High pricing: “This can’t even be true when you just think as a layman…they were getting a textbook at Rwf2500 – Rwf5000…this was the cost of production printing and delivery to schools…. What is their price for production …? If they can be honest.”

This respondent further argued that it doesn’t require any mathematics to know that once the tender is competitive, you get great products, good service, and good price. “Because if 10 publishers compete on one title it gives you an edge in deciding about all that.”

“So please let them tell you the cost of production per title. If the publishers were doing erroneous books. Why did they turn around and buy their copyright,” she challenged the government.

Another publisher, Frank Shumbusho of Neptune Business Advocacy LTD, told Taarifa that, “The real reasons behind that decision in my view, of which I share with the publishers, was rather, for some of REB individuals involved, to getting as much money as possible, through the shadow missions they would create, pretending to themselves writing the textbooks, and also, in the end, evaluate these books.”

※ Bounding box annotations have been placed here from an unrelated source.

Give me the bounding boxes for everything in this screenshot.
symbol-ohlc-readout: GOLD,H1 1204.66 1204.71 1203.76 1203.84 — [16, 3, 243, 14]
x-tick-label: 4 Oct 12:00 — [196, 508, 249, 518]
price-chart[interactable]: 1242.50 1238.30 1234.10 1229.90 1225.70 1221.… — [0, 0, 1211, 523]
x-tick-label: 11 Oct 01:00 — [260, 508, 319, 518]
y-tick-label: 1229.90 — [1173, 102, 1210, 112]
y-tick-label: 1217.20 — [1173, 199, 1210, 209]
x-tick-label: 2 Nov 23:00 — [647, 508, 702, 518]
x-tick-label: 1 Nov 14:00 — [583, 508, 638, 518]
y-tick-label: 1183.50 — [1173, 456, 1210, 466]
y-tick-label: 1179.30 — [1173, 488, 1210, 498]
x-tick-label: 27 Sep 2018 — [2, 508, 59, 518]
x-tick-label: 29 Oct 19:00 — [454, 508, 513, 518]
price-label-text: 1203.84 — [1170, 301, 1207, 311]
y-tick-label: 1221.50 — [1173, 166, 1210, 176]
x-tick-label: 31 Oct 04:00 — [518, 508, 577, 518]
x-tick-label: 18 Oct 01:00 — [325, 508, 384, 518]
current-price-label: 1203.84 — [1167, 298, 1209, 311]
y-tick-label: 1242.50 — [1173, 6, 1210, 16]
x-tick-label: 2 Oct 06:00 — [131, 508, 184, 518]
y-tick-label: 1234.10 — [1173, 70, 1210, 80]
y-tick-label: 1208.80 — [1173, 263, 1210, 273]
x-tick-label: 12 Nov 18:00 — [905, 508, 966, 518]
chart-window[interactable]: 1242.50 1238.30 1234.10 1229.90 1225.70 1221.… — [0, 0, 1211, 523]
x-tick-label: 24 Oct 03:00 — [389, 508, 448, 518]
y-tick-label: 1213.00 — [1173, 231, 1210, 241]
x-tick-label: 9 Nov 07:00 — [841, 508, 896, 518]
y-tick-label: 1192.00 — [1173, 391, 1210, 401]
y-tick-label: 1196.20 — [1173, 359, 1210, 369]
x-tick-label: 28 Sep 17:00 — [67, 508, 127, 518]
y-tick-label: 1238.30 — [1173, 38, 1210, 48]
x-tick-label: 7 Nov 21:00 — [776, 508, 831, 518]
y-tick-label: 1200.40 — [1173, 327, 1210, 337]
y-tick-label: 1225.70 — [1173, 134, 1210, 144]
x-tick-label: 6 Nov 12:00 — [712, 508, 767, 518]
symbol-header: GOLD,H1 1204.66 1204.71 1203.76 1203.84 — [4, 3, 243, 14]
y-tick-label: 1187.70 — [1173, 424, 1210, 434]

What is wrong with Rwandan school textbooks?

Let us consider the point of view of private publishers that have been involved in designing, collecting, writing, editing, publishing, and delivering these important school textbooks.

“There is lack of clear guidelines on their (REB) side on what they needed and how they needed them…this brought about unrealistic timelines, not understanding what comes first and what comes last,” according to a reliable source.

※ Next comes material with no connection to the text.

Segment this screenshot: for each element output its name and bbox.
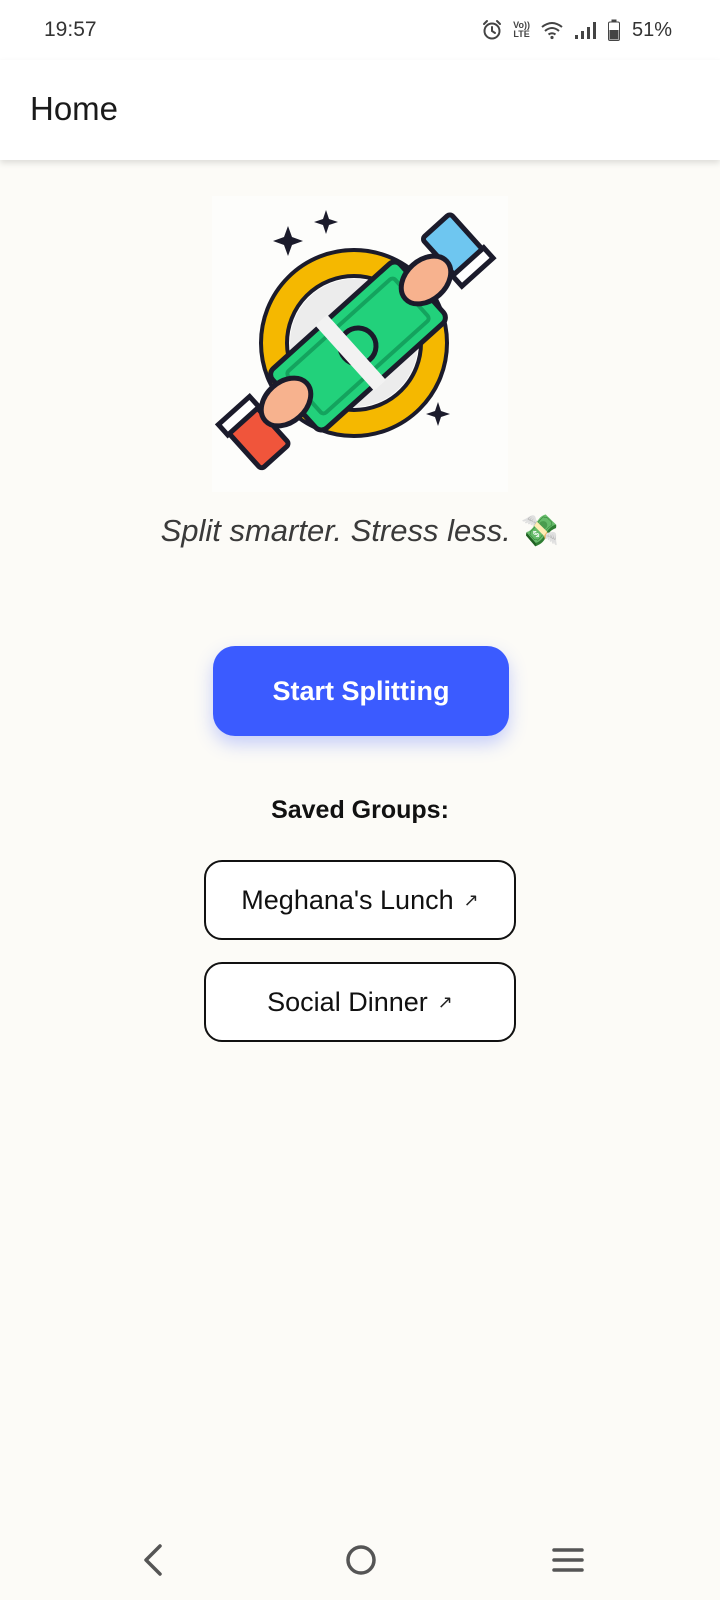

Another factor is incompetence. “The people who were being used to evaluate books had never produced books before and they were called subject specialists, but not in publishing and those are the same people being used today to work with teachers on the books. Publishing is an art and it requires skills, not political positions.”

The book policy is a big hindrance, “but REB had attempted to design a textbook policy, which they didn’t understand, and implementing it most probably wasn’t that easy.”

“The book policy has so many other challenges on its own…and since book policy comprises of many other policies like literacy policy, culture, textbook policy and early childhood learning policy and so many other things…the book policy just played a little role in this …. Its absence just caused the publishers not to have a voice in telling REB that they are basically headed for song business,” says our source.

According to our sources, REB had always treated books as a carton of papers you go to stationary and buy and deliver.

Books take time, take research and take more…. Every book must at least have the following few people who work on it; Language specialist, Subject specialist, editors, subeditors, Publishing person, Illustrators, Designers and many more…these are key people who have been extensively trained and studied at University. “I doubt that the govt of Rwanda has got those since we don’t even have it as a dept in any university in Rwanda.”

According to Shumbusho, “this in-house publishing decision is being implemented without even any single law backing it, nor any revised policy,” he told Taarifa in an exclusive interview in December last year.

Private schools can’t find any books to buy since no books can be found on the market.

“REB bought all the copyrights from the publishers, and REB doesn’t sell books,” Shumbusho said, adding that REB only started the process of printing these-content from the copyright they bought from the publishers, then contracted PRINTEX for printing them, an exercise that is yet to be completed to-date.”

He argues that it would be good, and also help both the economy and the education sector if this business of textbooks and other teaching materials be returned back in the hands of the Rwandan publishers.